Even MY garden can look pretty occasionally, (2nd try)
Last night's message didn't seem to post correctly, so here it is again.
I know that most of what I've posted in the past has been about the impossibility of persuading any plants to grow in my yard (see my profile page for details if you've forgotten or somehow missed it), but I actually do have some plants growing - and sometimes, mainly in springtime, they even manage to look nice. So I thought I would share some of this spring's highlights, perhaps to help explain why I continue bothering to try.
Let's start in March. This is basically my second spring as a gardener, and both springs have been kicked off by the golden currant (Ribes aureum). Since it's much bigger this spring than last, it was also much more spectacular this spring than last. I really can't recommend this species highly enough; it's in pretty much the absolute worst spot in my whole yard, and it's never complained a bit. It's native, gorgeous, totally unkillable, and even produces currants for me to eat!
In April, the purple spikes of this arroyo lupine (Lupinus succulentus) created an unexpectedly grand entrance to the back yard. I only had about 10 seeds of this plant last fall, and I just scattered them directly on the ground, but it seems like all 10 seeds germinated. Four of the resulting plants survived long enough to bloom, but this one was my favorite. (It's still alive now, but past its peak. And it's an annual, so it won't be around much longer.)

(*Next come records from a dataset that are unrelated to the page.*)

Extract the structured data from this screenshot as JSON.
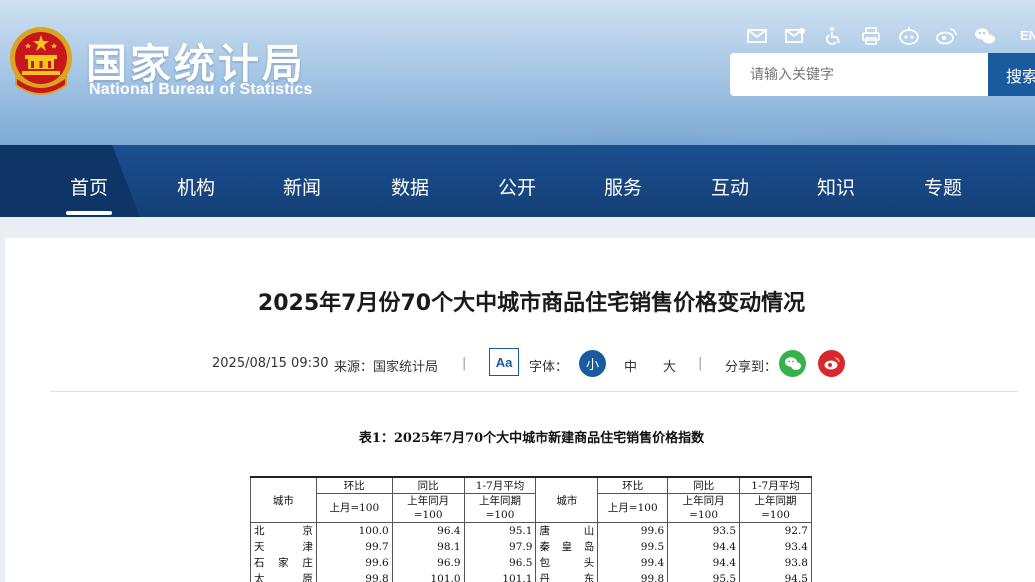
{
  "header": {
    "site_title_cn": "国家统计局",
    "site_title_en": "National Bureau of Statistics",
    "icons": [
      "mail-icon",
      "mail-settings-icon",
      "accessibility-icon",
      "print-icon",
      "robot-icon",
      "weibo-icon",
      "wechat-icon"
    ],
    "lang": "EN",
    "search_placeholder": "请输入关键字",
    "search_button": "搜索"
  },
  "nav": {
    "items": [
      "首页",
      "机构",
      "新闻",
      "数据",
      "公开",
      "服务",
      "互动",
      "知识",
      "专题"
    ],
    "active": "首页"
  },
  "article": {
    "title": "2025年7月份70个大中城市商品住宅销售价格变动情况",
    "date": "2025/08/15 09:30",
    "source": "来源：国家统计局",
    "sep": "|",
    "font_label": "字体：",
    "font_small": "小",
    "font_medium": "中",
    "font_large": "大",
    "share_label": "分享到：",
    "aa": "Aa"
  },
  "table": {
    "caption": "表1：2025年7月70个大中城市新建商品住宅销售价格指数",
    "headers": {
      "city": "城市",
      "mom": "环比",
      "mom_base": "上月=100",
      "yoy": "同比",
      "yoy_base1": "上年同月",
      "yoy_base2": "=100",
      "avg": "1-7月平均",
      "avg_base1": "上年同期",
      "avg_base2": "=100"
    },
    "rows": [
      {
        "c1": "北京",
        "m1": "100.0",
        "y1": "96.4",
        "a1": "95.1",
        "c2": "唐山",
        "m2": "99.6",
        "y2": "93.5",
        "a2": "92.7"
      },
      {
        "c1": "天津",
        "m1": "99.7",
        "y1": "98.1",
        "a1": "97.9",
        "c2": "秦皇岛",
        "m2": "99.5",
        "y2": "94.4",
        "a2": "93.4"
      },
      {
        "c1": "石家庄",
        "m1": "99.6",
        "y1": "96.9",
        "a1": "96.5",
        "c2": "包头",
        "m2": "99.4",
        "y2": "94.4",
        "a2": "93.8"
      },
      {
        "c1": "太原",
        "m1": "99.8",
        "y1": "101.0",
        "a1": "101.1",
        "c2": "丹东",
        "m2": "99.8",
        "y2": "95.5",
        "a2": "94.5"
      }
    ]
  }
}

The California buttercups (Ranunculus californicus) have been putting on a good show too. They're shown here in April. The plants blooming behind them are baby blue eyes (Nemophila menziesii) and Chinese pagodas (Collinsia heterophylla) - both native annuals grown from scattered seed.
These tidy tips (Layia platyglossa) also sprouted from scattered seed.
Meanwhile, in the front yard, the two island alum roots (Heuchera maxima) and the tiny red bush monkeyflower (Mimulus puniceus) have been blooming away since April in front of our front door. (Yes, I know the lawn needs mowing. Lawn care is not my strong point.)
Wrapping up the April photos, here is sand-dune wallflower (Erysimum capitatum), surrounded by baby blue eyes (Nemophila menziesii). I love the way the baby blue eyes arranged themselves around the wallflower, but since both plants sprouted from scattered seed, I can't take credit for having planned it. (And yes, I know my yard is the furthest thing imaginable from a sand dune. The wallflower doesn't seem to mind, though.)
Let's move on to May. Here's the same wallflower now. It's started making seeds!
The hairy gumplant (Grindelia hirsutula) is just beginning to bloom. I find its spiky buds at least as interesting as its big yellow flowers! Here it is with mountain garland (Clarkia unguiculata) and the smaller yellow flowers of California buttercup (Ranunculus californicus).
Last spring's foothill beardtongue (Penstemon heterophyllus 'Blue Springs') survived the winter flooding, but somewhat the worse for wear; the surviving plants aren't blooming, while this newly purchased one is. Oh well. It intertwines beautifully with globe gilia (Gilia capitata) and tidy tips (Layia platyglossa) - again, two native annuals that sprouted from scattered seed.
Here's another view of the same plants, plus California poppies.
Here is the mountain garland Clarkia unguiculata), with some tidy tips blooming below it and the golden currant in the upper right corner, no longer blooming.
The mountain garland has absolutely exploded this month.
Standing in the same spot as above, but looking left: the Fremont's bush mallow (Malacothamnus fremontii) is covered with buds and has just begun to open its first few flowers.
From the wrong camera angles, of course, there are still plenty of bare spots. But from the right camera angles, it looks almost worthy of a gardening magazine. With results like this in parts of the yard at times, is it any wonder that I can't bring myself to write off the yard as hopeless like a sensible (non-gardener) person might?